That Roger Housden is an acolyte of astonishment has been evident in his books on poetry, including Ten Poems to Change Your Life and Ten Poems to Open Your Heart and the magnificent Chasing Rumi: A Fable about Finding the Heart's True Desire. These books help us unfurl our senses and experience the marvelous wonders of yearning and transformation. He's back on the same track with this masterwork on the life and paintings of Rembrandt (1606-1669).

Housden is interested in how Rembrandt's art speaks to our spiritual perceptions of self, beauty, vision, meaning, and aging. He pays special attention to the many self-portraits by this famous Dutch painter. These varied and poignant explorations of the artist's many selves are portals through which we may enter and see afresh our own joy and sadness, success and defeat, faith and foolhardiness. Artist Vincent Van Gogh once said: "In Rembrandt's portraits, it is more than nature, it is a kind of revelation . . . . [He] penetrates so deeply into the mysteries that he says things for which there are no words in any language."
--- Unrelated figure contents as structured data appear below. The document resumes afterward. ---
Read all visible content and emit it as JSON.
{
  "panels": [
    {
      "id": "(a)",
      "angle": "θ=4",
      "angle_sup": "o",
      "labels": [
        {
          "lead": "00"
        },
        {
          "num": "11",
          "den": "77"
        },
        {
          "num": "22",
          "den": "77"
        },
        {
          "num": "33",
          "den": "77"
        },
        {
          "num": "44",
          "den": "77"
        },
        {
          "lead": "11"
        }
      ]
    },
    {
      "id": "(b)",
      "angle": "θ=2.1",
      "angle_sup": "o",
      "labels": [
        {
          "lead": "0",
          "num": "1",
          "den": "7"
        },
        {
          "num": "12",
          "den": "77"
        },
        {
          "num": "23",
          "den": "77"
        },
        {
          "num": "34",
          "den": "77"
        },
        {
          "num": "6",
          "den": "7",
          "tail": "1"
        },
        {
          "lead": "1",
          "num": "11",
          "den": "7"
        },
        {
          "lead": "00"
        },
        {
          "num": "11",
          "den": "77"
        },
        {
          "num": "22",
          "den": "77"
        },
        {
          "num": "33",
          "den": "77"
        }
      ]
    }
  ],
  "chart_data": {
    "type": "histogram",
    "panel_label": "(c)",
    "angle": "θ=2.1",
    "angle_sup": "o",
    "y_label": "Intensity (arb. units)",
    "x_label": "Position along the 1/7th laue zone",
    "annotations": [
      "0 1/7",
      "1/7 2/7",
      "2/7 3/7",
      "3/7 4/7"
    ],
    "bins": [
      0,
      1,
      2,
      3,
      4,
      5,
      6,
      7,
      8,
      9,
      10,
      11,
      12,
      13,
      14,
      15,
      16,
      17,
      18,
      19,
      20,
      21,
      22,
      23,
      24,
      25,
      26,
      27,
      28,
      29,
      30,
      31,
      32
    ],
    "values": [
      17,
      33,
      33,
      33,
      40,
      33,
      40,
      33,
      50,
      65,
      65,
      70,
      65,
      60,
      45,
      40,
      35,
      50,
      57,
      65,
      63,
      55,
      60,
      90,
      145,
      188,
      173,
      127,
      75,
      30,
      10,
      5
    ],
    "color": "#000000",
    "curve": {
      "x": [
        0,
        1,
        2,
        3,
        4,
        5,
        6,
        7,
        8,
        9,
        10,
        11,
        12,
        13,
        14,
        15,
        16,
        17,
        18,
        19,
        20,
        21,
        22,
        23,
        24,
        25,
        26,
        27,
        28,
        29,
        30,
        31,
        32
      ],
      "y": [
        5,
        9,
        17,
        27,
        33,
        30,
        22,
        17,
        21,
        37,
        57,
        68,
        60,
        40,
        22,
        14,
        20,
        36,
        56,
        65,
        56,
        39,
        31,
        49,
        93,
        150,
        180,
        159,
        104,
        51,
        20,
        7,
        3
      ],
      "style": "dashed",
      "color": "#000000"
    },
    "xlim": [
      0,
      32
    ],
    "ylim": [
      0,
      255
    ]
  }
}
Housden eschews rushing and cautions: "It's too easy to treat paintings like illustrations or pieces of prose that are merely meant to convey a message. But paintings aren't prose pieces. They are poetry transposed into paint. They speak through metaphor. And we need time to let those metaphors slip through our preconceptions and reach us below the level of words and meanings."

Housden demonstrates the art of long-looking. He savors the light that seeps out of the darkness in so many of Rembrandt's paintings. He admires the incomparable beauty that the artist reveals in the human body, whether the subject is a young child or an elderly man. He tries to imagine how Rembrandt as a collector of curios and exotica lavished attention, and maybe even adoration, on these objects which then inspired paintings. He respects the artist's soulfulness, his reverence for the world of spirit and the remarkable qualities of ordinary people. And he praises Rembrandt's extraordinary religious art, especially those Biblical paintings designed to "inspire a mood of interior reflection rather than to tell a story."

The life lessons from Rembrandt elucidated in separate chapters are: Open Your Eyes, Love the World, Troubles Will Come, Stand like a Tree, Keep the Faith, and Embrace the Inevitable. Housden is the perfect guide into the labyrinthine life of this masterful painter because of his deep and abiding reverence for the mysteries of the mind, body, and spirit.